Cybersecurity and the threat of cyber attacks continue to be a significant concern for businesses of all types and sizes throughout New England, and the topic of much debate by Congress and federal regulators in Washington, DC. In recent years, the Council has hosted several informative events and discussions focused on cybersecurity policy in both Boston and Washington, DC.
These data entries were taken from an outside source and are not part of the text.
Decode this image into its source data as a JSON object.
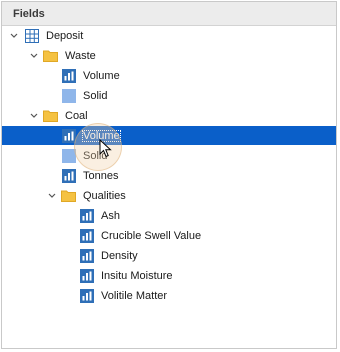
{
  "panel": {
    "title": "Fields"
  },
  "tree": {
    "deposit": "Deposit",
    "waste": "Waste",
    "waste_volume": "Volume",
    "waste_solid": "Solid",
    "coal": "Coal",
    "coal_volume": "Volume",
    "coal_solid": "Solid",
    "coal_tonnes": "Tonnes",
    "qualities": "Qualities",
    "q_ash": "Ash",
    "q_crucible": "Crucible Swell Value",
    "q_density": "Density",
    "q_moisture": "Insitu Moisture",
    "q_volatile": "Volitile Matter"
  },
  "colors": {
    "selection": "#0a5fc9",
    "folder": "#f5c242",
    "field_icon": "#2f6fb7",
    "solid_icon": "#8fb6ea"
  }
}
Most recently, the Technology Committee sponsored a Cybersecurity Policy Forum in Boston on April 10, 2015. The forum was hosted by NEC member WilmerHale and focused on current threat landscape and policy initiatives to safeguard against attacks. The forum featured keynote remarks from Robert Mueller, the former Director of the Federal Bureau of Investigations, who is now a partner at WilmerHale. Following Mr. Mueller’s remarks, a panel of cybersecurity experts representing a variety of NEC members discussed their organizations’ efforts to prevent and respond to cyber threats, and some of the current federal policy proposals relative to cybersecurity.
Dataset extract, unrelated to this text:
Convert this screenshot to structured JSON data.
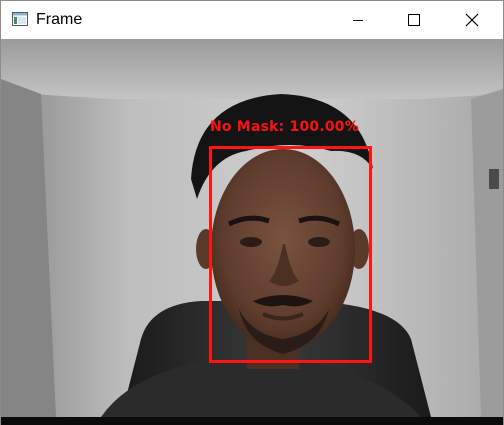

Following keynote remarks by Mr. Mueller, fellow WilmerHale Partner Jonathan Cedarbaum moderated a panel of experts from various NEC member organizations:
Michael Brown, Rear Admiral, USN (Ret), Vice President and General Manager, RSA Global Public Sector
Angela McKay, Director of Cybersecurity Policy, Microsoft
James Noga, Vice President & Chief Information Officer, Partners HealthCare
Mike Steinmetz, Director Digital Risk and Security, Strategy and Planning, National Grid
In order to continue to grow and compete globally, innovative technology-focused businesses in New England are dependent on a highly skilled workforce, and in particular, workers with advanced training in the STEM fields. Unfortunately, our region currently faces a shortage of STEM workers, which presents a significant challenge for a wide variety of employers in New England.
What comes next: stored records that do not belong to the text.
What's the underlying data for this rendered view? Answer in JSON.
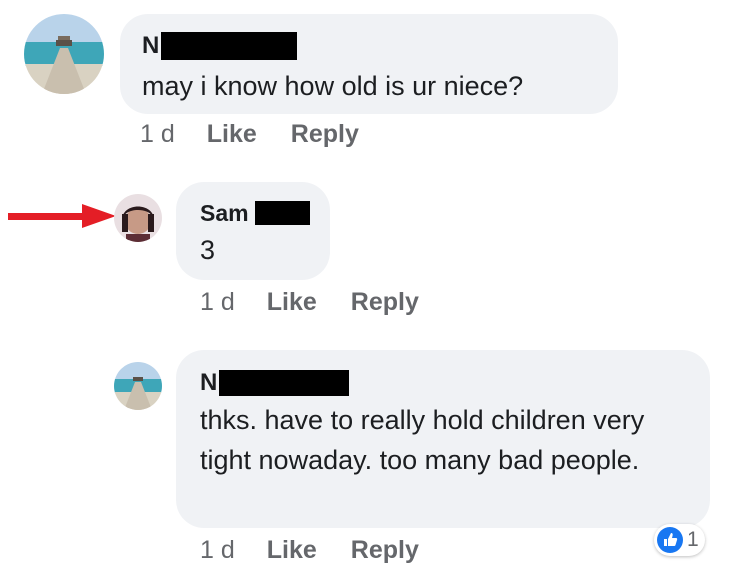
{
  "comments": [
    {
      "author": "N",
      "text": "may i know how old is ur niece?",
      "time": "1 d",
      "like_label": "Like",
      "reply_label": "Reply"
    },
    {
      "author": "Sam",
      "text": "3",
      "time": "1 d",
      "like_label": "Like",
      "reply_label": "Reply"
    },
    {
      "author": "N",
      "text": "thks. have to really hold children very tight nowaday. too many bad people.",
      "time": "1 d",
      "like_label": "Like",
      "reply_label": "Reply",
      "reaction_count": "1"
    }
  ],
  "colors": {
    "bubble": "#f0f2f5",
    "meta_text": "#65676b",
    "like_blue": "#1877f2",
    "arrow_red": "#e41e26"
  },
  "icons": [
    "arrow-icon",
    "like-reaction-icon"
  ]
}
To help meet this demand, the New England Council has long supported increasing the cap on H-1B visas to allow more foreign-born workers with advanced skills and training to remain in the U.S. and contribute to the local economy. At the same time, the Council has also advocated for investment in STEM education to train American students for 21st century job opportunities. In April 2015, the Council wrote to members of the New England Congressional delegation urging them to support the Immigration Innovation Act of 2015, known as “I-Squared.” This bipartisan legislation introduced in the U.S. Senate seeks to close the STEM skills gap in the United States with both a short-term and a long-term solution. In the short term, the legislation increases the number of H-1B visas available each year. In the long term, the bill allocates a portion of the fees collected from H-1B visa applications to fund STEM education initiatives at the state level. The Council believes this commonsense approach would benefit our region’s employers and ensure that U.S companies have the workers they need to compete in the 21st century global economy.
Working closely with the Council’s Higher Education Committee, the Technology Committee has also focused on encouraging partnerships between industry and higher education to best prepare students to compete in the 21st century global economy. To explore some of the successful partnership models already in place in our region, the Technology Committee ad Higher Education Committee hosted a Talent Pipeline Forum in September 2015. Hosted by NEC member Microsoft and their New England Research and Development (NERD) Center in Cambridge, the forum featured keynote remarks from Lumina Foundation CEO Jamie Merisotis, author of “America Needs Talent.” Following Meriostis’ remarks, a panel of NEC members representing both employers and higher education institutions, discussed some of the partnership models in place in the region to address the shortage of high skilled workers.